Putting FM in charge of diplomacy had clearly been the right decision.
When we finished the food preparation, several kitsen carried away the remaining waste and cooking implements, and Kauri returned with another kitsen riding a second, smaller saucer.
“This is Juno,” she told me. “One of our lorekeepers. He has offered to dine with you, though he will wait until after the senate meeting to impart knowledge.”
“I am sorry this is necessary,” Juno said, “but there are some among us who find our lorekeeping to be superfluous or even threatening. It was only the will and continued patronage of the Most Honored One Who Was Not King that sustained our order. We do not wish to go against the will of the senate or attract the ire of—”

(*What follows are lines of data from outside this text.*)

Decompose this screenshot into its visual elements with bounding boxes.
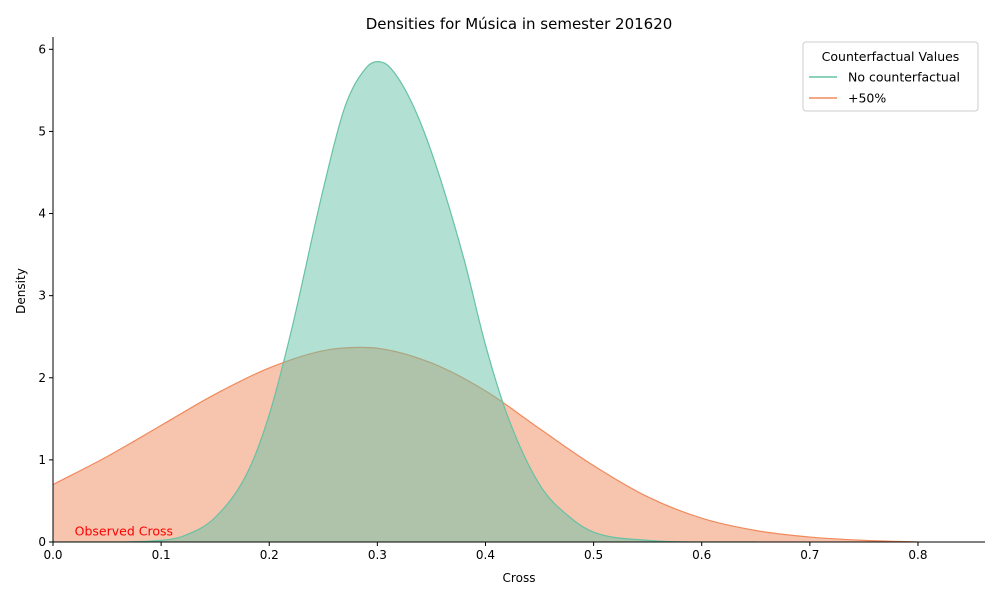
y-axis-label: Density xyxy=(14,268,28,314)
x-tick-label: 0.7 xyxy=(800,548,819,562)
y-tick-label: 3 xyxy=(38,289,46,303)
y-tick-label: 5 xyxy=(38,124,46,138)
legend-box xyxy=(802,41,979,112)
legend-title: Counterfactual Values xyxy=(822,49,960,64)
legend-entry-label: +50% xyxy=(848,91,886,106)
x-tick-label: 0.6 xyxy=(692,548,711,562)
x-axis-label: Cross xyxy=(503,571,536,585)
legend: Counterfactual Values No counterfactual +5… xyxy=(802,41,979,112)
legend-entry-label: No counterfactual xyxy=(848,70,960,85)
x-tick-label: 0.4 xyxy=(476,548,495,562)
x-tick-label: 0.0 xyxy=(43,548,62,562)
annotation-observed-cross: Observed Cross xyxy=(75,523,173,538)
y-tick-label: 6 xyxy=(38,42,46,56)
y-tick-label: 1 xyxy=(38,453,46,467)
chart-title: Densities for Música in semester 201620 xyxy=(366,15,673,33)
y-tick-label: 2 xyxy=(38,371,46,385)
x-tick-label: 0.5 xyxy=(584,548,603,562)
x-tick-label: 0.3 xyxy=(368,548,387,562)
x-tick-label: 0.1 xyxy=(152,548,171,562)
plot-area: Observed Cross xyxy=(53,61,918,542)
y-tick-label: 0 xyxy=(38,535,46,549)
x-tick-label: 0.8 xyxy=(908,548,927,562)
line-no-counterfactual xyxy=(53,61,756,542)
area-no-counterfactual xyxy=(53,61,756,542)
y-tick-label: 4 xyxy=(38,207,46,221)
axes: 0.0 0.1 0.2 0.3 0.4 0.5 0.6 0.7 0.8 0 1 2 3 4 5 6 xyxy=(38,37,985,562)
x-tick-label: 0.2 xyxy=(260,548,279,562)
series-group xyxy=(53,61,918,542)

“Humans!” Goro bellowed from the head of one of the large tables. “It is time to begin to feast. I will not offer you welcome! You come as invaders, and so we give you the greeting fit for those who dare think to conquer the Den of Everlasting Light Which Laps Gently upon the Shores of Time! A full belly to make you sluggish, so that my champion may more easily pierce you with the sword!”
“Well that’s disturbing,” FM muttered beside me.
“At least he’s upfront about it,” Alanik added.
“Let us feast!” Goro shouted, and the kitsen all echoed these last words with their fists raised in the air.
I was beginning to wonder if I’d made a grave tactical error by dining with these creatures. I thought we were doing the right thing by being diplomatic and trying to prove we weren’t here to conquer them. But now I worried they would discover some weakness they might use against us.
“Juno,” I said as one of the kitsen brought me a small plate—it must have been an oversized serving platter to them—piled high with fish and nuts. “I know you don’t want to share your knowledge with us until the senate agrees to it, but may I ask if any of this food is poisonous to humans?”
“Certainly,” Juno said. “The photophores of the flatfish are mildly venomous, but those have been removed. Our records show that humans ate most of our foods, and indeed put a great strain on our resources, trying to export some of our most prized delicacies for their own gain. To answer your question, the only foods we eat that would be poisonous to you are a few varieties of berry and some of our summer shellfish, and none of those have been offered to you this day. Make no mistake, Goro means to kill you, but he will only do so with senate permission and in the way that is most advantageous to him.”
Over at Goro’s table, I heard him comparing his fish to a worthy foe slain in battle. That seemed like a stretch to me, but I’d once heard Spensa muttering something that sounded a lot like “fear the wrath of my very soft socks” on requisition day, so she probably would have approved. I wasn’t sure how fighting one of us with a sword could be advantageous to him, but clearly he had some kind of endgame in mind.
FM poked at her own fish, then took a bite. “This is delicious.”
“Eh,” Nedd said, settling down cross-legged on the sand by Kimmalyn. “It’s a little fishy.”
FM blinked at him. “It is literally fish.”
“Right,” Nedd said. “But…fishy fish.”
“Totally,” Catnip said. “I hate it when my food adjectives its own noun.”
“Exactly,” Nedd said.
“It’s like the Saint says,” Kimmalyn added. “You are what you eat.”
“Hey, look!” Sadie said. “There are boats out there!” She pointed out onto the water, beyond the waves. The noise from the ocean was fainter this far up on the beach. And out on the blue-green expanse that seemed to go on and on forever until it melded with the sky…scud, she was right. There were ships out there. Sailing vessels that couldn’t have been much longer than a meter or two, bobbing up and down in the waves.
“I understand the basics of how boats work,” I said. “But how do they do that? How do they sail out there on all that water, without worrying that it’s going to swallow them up?”
“Sometimes it does,” Juno said. “The water is dangerous, especially for sailors who are caught in a sudden storm. As for how they brave it—how do you fly into the blackness of space? It seems just as unknowable to me, and a great deal more vast.”